Les dégâts sont immenses. Le 26 juin, le bilan s'élevait à environ 920 morts et plus de 3 360 blessés. Des étrangers du Brésil, de Chine, d'Espagne, du Portugal et d'Italie figurent parmi les victimes. Plus alarmant encore, plus de 51 000 personnes sont toujours portées disparues.
La municipalité côtière de La Guaira, au nord de Caracas, a subi le plus gros de l'impact. Des tours résidentielles et des centres commerciaux se sont effondrés.

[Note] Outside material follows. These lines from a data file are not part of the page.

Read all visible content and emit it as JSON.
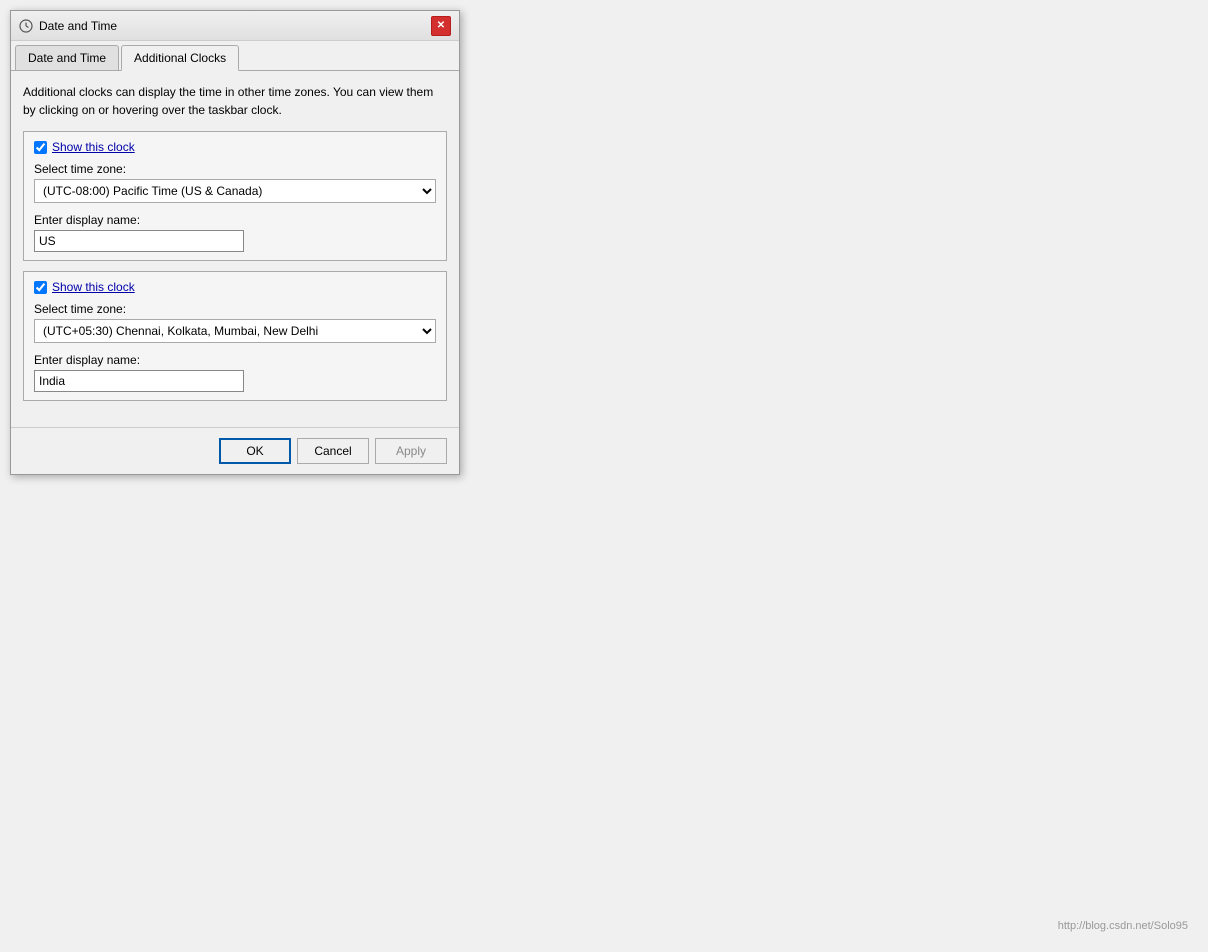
{
  "window": {
    "title": "Date and Time",
    "close_label": "✕"
  },
  "tabs": [
    {
      "id": "date-time",
      "label": "Date and Time",
      "active": false
    },
    {
      "id": "additional-clocks",
      "label": "Additional Clocks",
      "active": true
    }
  ],
  "additional_clocks": {
    "description": "Additional clocks can display the time in other time zones. You can view them by clicking on or hovering over the taskbar clock.",
    "clock1": {
      "show_checked": true,
      "show_label": "Show this clock",
      "timezone_label": "Select time zone:",
      "timezone_value": "(UTC-08:00) Pacific Time (US & Canada)",
      "display_name_label": "Enter display name:",
      "display_name_value": "US"
    },
    "clock2": {
      "show_checked": true,
      "show_label": "Show this clock",
      "timezone_label": "Select time zone:",
      "timezone_value": "(UTC+05:30) Chennai, Kolkata, Mumbai, New Delhi",
      "display_name_label": "Enter display name:",
      "display_name_value": "India"
    }
  },
  "footer": {
    "ok_label": "OK",
    "cancel_label": "Cancel",
    "apply_label": "Apply"
  },
  "watermark": "http://blog.csdn.net/Solo95"
}
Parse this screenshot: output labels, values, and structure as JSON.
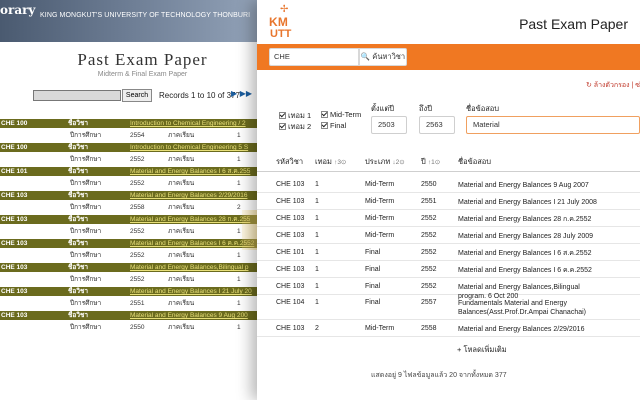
{
  "old_page": {
    "brand": "orary",
    "university": "KING MONGKUT'S UNIVERSITY OF TECHNOLOGY THONBURI",
    "title": "Past Exam Paper",
    "subtitle": "Midterm & Final Exam Paper",
    "search_button": "Search",
    "records_text": "Records 1 to 10 of 377",
    "nav_icons": "▶ ▶▶",
    "rows": [
      {
        "type": "h",
        "c1": "CHE 100",
        "c2": "ชื่อวิชา",
        "c3": "Introduction to Chemical Engineering / 2"
      },
      {
        "type": "d",
        "c2": "ปีการศึกษา",
        "c3": "2554",
        "c4": "ภาคเรียน",
        "c5": "1"
      },
      {
        "type": "h",
        "c1": "CHE 100",
        "c2": "ชื่อวิชา",
        "c3": "Introduction to Chemical Engineering 5 S"
      },
      {
        "type": "d",
        "c2": "ปีการศึกษา",
        "c3": "2552",
        "c4": "ภาคเรียน",
        "c5": "1"
      },
      {
        "type": "h",
        "c1": "CHE 101",
        "c2": "ชื่อวิชา",
        "c3": "Material and Energy Balances I 6 ส.ค.255"
      },
      {
        "type": "d",
        "c2": "ปีการศึกษา",
        "c3": "2552",
        "c4": "ภาคเรียน",
        "c5": "1"
      },
      {
        "type": "h",
        "c1": "CHE 103",
        "c2": "ชื่อวิชา",
        "c3": "Material and Energy Balances 2/29/2016"
      },
      {
        "type": "d",
        "c2": "ปีการศึกษา",
        "c3": "2558",
        "c4": "ภาคเรียน",
        "c5": "2"
      },
      {
        "type": "h",
        "c1": "CHE 103",
        "c2": "ชื่อวิชา",
        "c3": "Material and Energy Balances 28 ก.ค.255"
      },
      {
        "type": "d",
        "c2": "ปีการศึกษา",
        "c3": "2552",
        "c4": "ภาคเรียน",
        "c5": "1"
      },
      {
        "type": "h",
        "c1": "CHE 103",
        "c2": "ชื่อวิชา",
        "c3": "Material and Energy Balances I 6 ค.ค.2552"
      },
      {
        "type": "d",
        "c2": "ปีการศึกษา",
        "c3": "2552",
        "c4": "ภาคเรียน",
        "c5": "1"
      },
      {
        "type": "h",
        "c1": "CHE 103",
        "c2": "ชื่อวิชา",
        "c3": "Material and Energy Balances,Bilingual p"
      },
      {
        "type": "d",
        "c2": "ปีการศึกษา",
        "c3": "2552",
        "c4": "ภาคเรียน",
        "c5": "1"
      },
      {
        "type": "h",
        "c1": "CHE 103",
        "c2": "ชื่อวิชา",
        "c3": "Material and Energy Balances I 21 July 20"
      },
      {
        "type": "d",
        "c2": "ปีการศึกษา",
        "c3": "2551",
        "c4": "ภาคเรียน",
        "c5": "1"
      },
      {
        "type": "h",
        "c1": "CHE 103",
        "c2": "ชื่อวิชา",
        "c3": "Material and Energy Balances 9 Aug 200"
      },
      {
        "type": "d",
        "c2": "ปีการศึกษา",
        "c3": "2550",
        "c4": "ภาคเรียน",
        "c5": "1"
      }
    ]
  },
  "app": {
    "logo_text_top": "KM",
    "logo_text_bottom": "UTT",
    "title": "Past Exam Paper",
    "search": {
      "value": "CHE",
      "button": "🔍 ค้นหาวิชา"
    },
    "clear_filter": "↻ ล้างตัวกรอง | ซ่",
    "filters": {
      "checkbox_labels": [
        "เทอม 1",
        "เทอม 2",
        "Mid-Term",
        "Final"
      ],
      "from_label": "ตั้งแต่ปี",
      "from_value": "2503",
      "to_label": "ถึงปี",
      "to_value": "2563",
      "name_label": "ชื่อข้อสอบ",
      "name_value": "Material"
    },
    "table": {
      "headers": [
        {
          "label": "รหัสวิชา",
          "sort": ""
        },
        {
          "label": "เทอม",
          "sort": "↑3⊙"
        },
        {
          "label": "ประเภท",
          "sort": "↓2⊙"
        },
        {
          "label": "ปี",
          "sort": "↑1⊙"
        },
        {
          "label": "ชื่อข้อสอบ",
          "sort": ""
        }
      ],
      "rows": [
        {
          "code": "CHE 103",
          "term": "1",
          "type": "Mid-Term",
          "year": "2550",
          "name": "Material and Energy Balances 9 Aug 2007",
          "tall": false
        },
        {
          "code": "CHE 103",
          "term": "1",
          "type": "Mid-Term",
          "year": "2551",
          "name": "Material and Energy Balances I 21 July 2008",
          "tall": false
        },
        {
          "code": "CHE 103",
          "term": "1",
          "type": "Mid-Term",
          "year": "2552",
          "name": "Material and Energy Balances 28 ก.ค.2552",
          "tall": false
        },
        {
          "code": "CHE 103",
          "term": "1",
          "type": "Mid-Term",
          "year": "2552",
          "name": "Material and Energy Balances 28 July 2009",
          "tall": false
        },
        {
          "code": "CHE 101",
          "term": "1",
          "type": "Final",
          "year": "2552",
          "name": "Material and Energy Balances I 6 ส.ค.2552",
          "tall": false
        },
        {
          "code": "CHE 103",
          "term": "1",
          "type": "Final",
          "year": "2552",
          "name": "Material and Energy Balances I 6 ค.ค.2552",
          "tall": false
        },
        {
          "code": "CHE 103",
          "term": "1",
          "type": "Final",
          "year": "2552",
          "name": "Material and Energy Balances,Bilingual program. 6 Oct 200",
          "tall": false
        },
        {
          "code": "CHE 104",
          "term": "1",
          "type": "Final",
          "year": "2557",
          "name": "Fundamentals Material and Energy Balances(Asst.Prof.Dr.Ampai Chanachai)",
          "tall": true
        },
        {
          "code": "CHE 103",
          "term": "2",
          "type": "Mid-Term",
          "year": "2558",
          "name": "Material and Energy Balances 2/29/2016",
          "tall": false
        }
      ]
    },
    "load_more": "+ โหลดเพิ่มเติม",
    "footer": "แสดงอยู่ 9 ไฟลข้อมูลแล้ว 20 จากทั้งหมด 377"
  }
}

De nombreuses habitations informelles n'étaient pas conçues pour résister à de telles forces.
La fenêtre critique de 72 heures pour trouver des survivants se referme rapidement. Dans les quartiers où l'aide officielle n'est pas encore arrivée, les citoyens s'organisent avec des pelles et des marteaux pour chercher des voix sous les décombres. Le pays, déjà affaibli par des années de crise politique et économique, peine à faire face. Le système de santé est débordé, et au moins 13 établissements médicaux ont été endommagés.
La présidente par intérim, Delcy Rodríguez, a déclaré l'état d'urgence et a lancé un appel aux professionnels de la santé. L'aéroport international Simón Bolívar de Caracas a suspendu ses vols. L'accès à La Guaira est restreint. Des équipes de secours internationales arrivent du Mexique, des États-Unis, du Canada et d'autres pays pour aider. Les prévisions suggèrent que le bilan final pourrait dépasser les 10 000 morts.